Co-authors: Dr. Thao Nguyen, DO, PGY-2; Dr. Aman Patel, DO, PGY-3; Dr. Prashanth Reddy, MD, PGY-1

Attendings: Dr. Ikponmwosa Iyamu, MD; Dr. Machaiah Madhrira, MD; Dr. Balamurugan Sankarapandian, MD

Name of Institution- Medical City Fort Worth

Name of institutional department, division or other administrative unit- Internal Medicine

City, State, Zip Code: Fort worth, Texas, 76104

Background/Abstract:

End-stage renal disease (ESRD) cases continue to rise at approximately 21,000 cases per year in the US.1 During the past decade there has been a trending increase in use of central venous catheters (CVC) for hemodialysis (HD).2-3 When inserted into the superior vena cava (SVC), these catheters have been shown to be associated with thrombosis. While malignancy is the most common cause of superior vena cava syndrome (SVCS), an increasing incidence of benign causes are appearing. A portion of these benign causes are associated with the increasing use of intravascular catheters.2,4

Case Report:

A 51-year-old african american female with past medical history of ESRD on HD, type II diabetes mellitus, coronary artery disease, paroxysmal atrial fibrillation who presented to our emergency department with acute neck swelling associated with hoarseness and headache. She states she woke up on the morning of admission with diffuse bilateral neck swelling that increased in size throughout the day. She denied difficulty with swallowing solids or liquids. She also denied difficulty with respiratory effort, chest pain, or shortness of breath. Her Vitals were stable. Clinical exam showed minimal facial edema but prominent superficial veins of the chest wall and neck region. Chest x-ray showed widening of the mediastinum. Our initial clinical impression was cellulitis, angioedema, or allergic reaction. Chest CT showed a thrombus partially occluding the SVC with severe stenosis at the cavoatrial junction. The patient was diagnosed with SVCS and underwent recanalization with angioplasty and stenting of SVC. The symptoms of superior vena cava syndrome began to improve immediately after the angioplasty and she continued to be free of symptoms and was subsequently discharged home. Of note, the patient had a long history of CVC access with repeated and prolonged placement after failed AVGs.

Discussion/Conclusion:

SVC syndrome is a medical emergency and can be fatal if resulting in severe cerebral edema and cerebellar herniation. A slower development of SVC is often better tolerated as many patients develop collateralization of vessels.4 It is thought that approximately half of central vein stenosis remain asymptomatic with clinical manifestations presenting due to eventual local upstream hypertension. In addition to risk of thrombosis of all CVCs, hemodialysis related CVCs are believed to have increased risk of thrombosis due to having longer, thicker lumens and longer length of placement.5-6 Therapy is generally endovascular or surgical with the former fairing better in hemodialysis patients with multiple comorbidities.7 This case illustrates the unusual manner in which SVC can present along with the potential for iatrogenic causes of SVC syndrome. Given the increasing frequency of intravascular catheter placement, it’s important to identify iatrogenic causes. Avoiding long term use of hemodialysis catheters and timely creation of AVFs may help prevent these complications.

References:

  1. Lok CE, Foley R. Vascular access morbidity and mortality: trends of the last decade. Clin J Am Soc Nephrol. 2013;8(7):1213-9.

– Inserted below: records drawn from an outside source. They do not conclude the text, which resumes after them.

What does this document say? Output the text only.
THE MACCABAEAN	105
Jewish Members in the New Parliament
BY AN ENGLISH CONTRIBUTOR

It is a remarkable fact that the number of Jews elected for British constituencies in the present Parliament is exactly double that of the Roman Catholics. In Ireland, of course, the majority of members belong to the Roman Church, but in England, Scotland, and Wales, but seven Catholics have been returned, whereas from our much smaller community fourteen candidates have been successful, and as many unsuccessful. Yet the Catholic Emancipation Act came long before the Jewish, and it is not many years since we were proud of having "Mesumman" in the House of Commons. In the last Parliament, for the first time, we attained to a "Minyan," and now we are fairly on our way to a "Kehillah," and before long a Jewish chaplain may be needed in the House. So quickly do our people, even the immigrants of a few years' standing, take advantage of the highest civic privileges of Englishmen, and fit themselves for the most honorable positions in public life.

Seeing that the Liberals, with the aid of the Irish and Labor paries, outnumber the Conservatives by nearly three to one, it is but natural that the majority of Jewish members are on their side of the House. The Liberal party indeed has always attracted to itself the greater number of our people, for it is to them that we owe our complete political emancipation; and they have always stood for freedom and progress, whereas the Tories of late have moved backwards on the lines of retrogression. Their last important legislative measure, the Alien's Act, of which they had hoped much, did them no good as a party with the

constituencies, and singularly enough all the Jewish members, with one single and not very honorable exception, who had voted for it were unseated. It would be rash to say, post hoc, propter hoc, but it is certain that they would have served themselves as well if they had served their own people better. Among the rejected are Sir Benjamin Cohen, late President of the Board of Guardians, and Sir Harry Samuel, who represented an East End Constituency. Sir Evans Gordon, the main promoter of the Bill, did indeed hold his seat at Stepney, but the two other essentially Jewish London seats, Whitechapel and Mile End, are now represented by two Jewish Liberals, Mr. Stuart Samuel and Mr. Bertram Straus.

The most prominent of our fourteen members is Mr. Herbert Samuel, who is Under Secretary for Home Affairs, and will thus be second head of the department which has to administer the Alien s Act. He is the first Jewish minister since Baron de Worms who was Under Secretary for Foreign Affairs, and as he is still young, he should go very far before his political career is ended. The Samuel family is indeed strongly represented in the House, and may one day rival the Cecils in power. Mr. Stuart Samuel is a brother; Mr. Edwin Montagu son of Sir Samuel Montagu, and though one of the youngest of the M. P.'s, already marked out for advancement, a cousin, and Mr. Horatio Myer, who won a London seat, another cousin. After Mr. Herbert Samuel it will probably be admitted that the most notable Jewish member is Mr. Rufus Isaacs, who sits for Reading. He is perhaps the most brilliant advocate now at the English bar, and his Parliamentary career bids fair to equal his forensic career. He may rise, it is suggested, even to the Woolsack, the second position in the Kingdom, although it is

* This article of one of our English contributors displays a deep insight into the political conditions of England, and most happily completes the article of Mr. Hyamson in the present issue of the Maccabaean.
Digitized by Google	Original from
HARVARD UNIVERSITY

  2. A rare complication of hemodialysis catheters: superior vena cava syndrome. Akoglu H, Yilmaz R, Peynircioglu B, Arici M, Kirkpantur A, Cil B, Altun B, Turgan C Hemodial Int. 2007 Oct; 11(4):385-91.

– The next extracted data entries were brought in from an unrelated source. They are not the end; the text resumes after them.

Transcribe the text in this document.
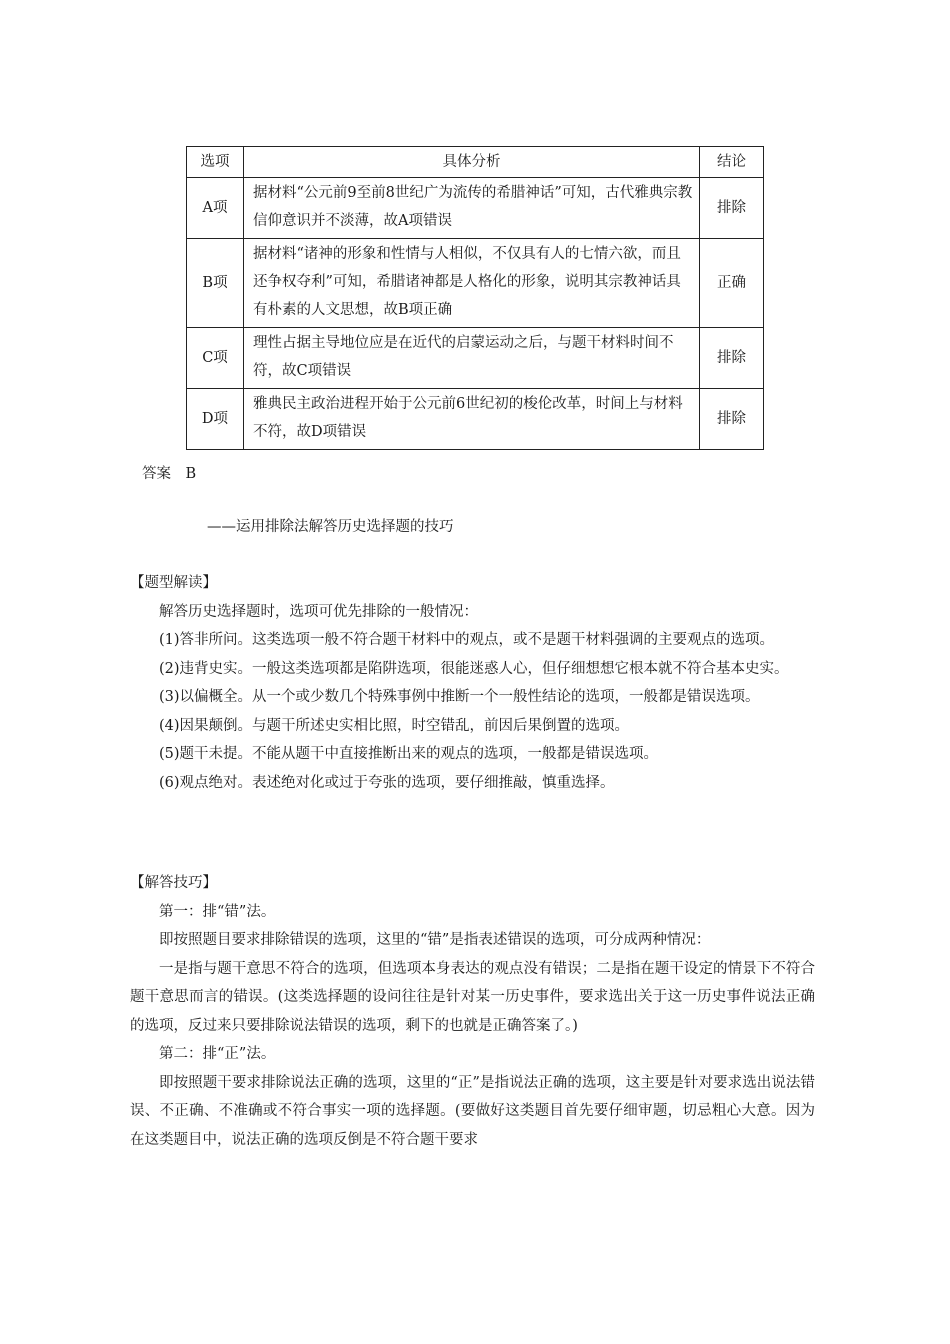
选项	具体分析	结论
A项	据材料“公元前9至前8世纪广为流传的希腊神话”可知，古代雅典宗教信仰意识并不淡薄，故A项错误	排除
B项	据材料“诸神的形象和性情与人相似，不仅具有人的七情六欲，而且还争权夺利”可知，希腊诸神都是人格化的形象，说明其宗教神话具有朴素的人文思想，故B项正确	正确
C项	理性占据主导地位应是在近代的启蒙运动之后，与题干材料时间不符，故C项错误	排除
D项	雅典民主政治进程开始于公元前6世纪初的梭伦改革，时间上与材料不符，故D项错误	排除
答案　B
——运用排除法解答历史选择题的技巧

【题型解读】

解答历史选择题时，选项可优先排除的一般情况：

(1)答非所问。这类选项一般不符合题干材料中的观点，或不是题干材料强调的主要观点的选项。

(2)违背史实。一般这类选项都是陷阱选项，很能迷惑人心，但仔细想想它根本就不符合基本史实。

(3)以偏概全。从一个或少数几个特殊事例中推断一个一般性结论的选项，一般都是错误选项。

(4)因果颠倒。与题干所述史实相比照，时空错乱，前因后果倒置的选项。

(5)题干未提。不能从题干中直接推断出来的观点的选项，一般都是错误选项。

(6)观点绝对。表述绝对化或过于夸张的选项，要仔细推敲，慎重选择。

【解答技巧】

第一：排“错”法。

即按照题目要求排除错误的选项，这里的“错”是指表述错误的选项，可分成两种情况：

一是指与题干意思不符合的选项，但选项本身表达的观点没有错误；二是指在题干设定的情景下不符合题干意思而言的错误。(这类选择题的设问往往是针对某一历史事件，要求选出关于这一历史事件说法正确的选项，反过来只要排除说法错误的选项，剩下的也就是正确答案了。)

第二：排“正”法。

即按照题干要求排除说法正确的选项，这里的“正”是指说法正确的选项，这主要是针对要求选出说法错误、不正确、不准确或不符合事实一项的选择题。(要做好这类题目首先要仔细审题，切忌粗心大意。因为在这类题目中，说法正确的选项反倒是不符合题干要求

  3. Warren P, Burke C. Endovascular management of chronic upper extremity deep vein thrombosis and superior vena cava syndrome. Semin Intervent Radiol. 2011;28(1):32-8.

  4. https://emedicine.medscape.com/article/460865-overview

  5. Quaretti P, Galli F, Moramarco LP, et al. Dialysis catheter-related superior vena cava syndrome with patent vena cava: long term efficacy of unilateral Viatorr stent-graft avoiding catheter manipulation. Korean J Radiol. 2014;15(3):364-9.

  6. Seelig MH, Oldenburg WA, Klingler PJ, Odell JA. Superior vena cava syndrome caused by chronic hemodialysis catheters: autologous reconstruction with a pericardial tube graft. J Vasc Surg. 1998;28(3):556-60.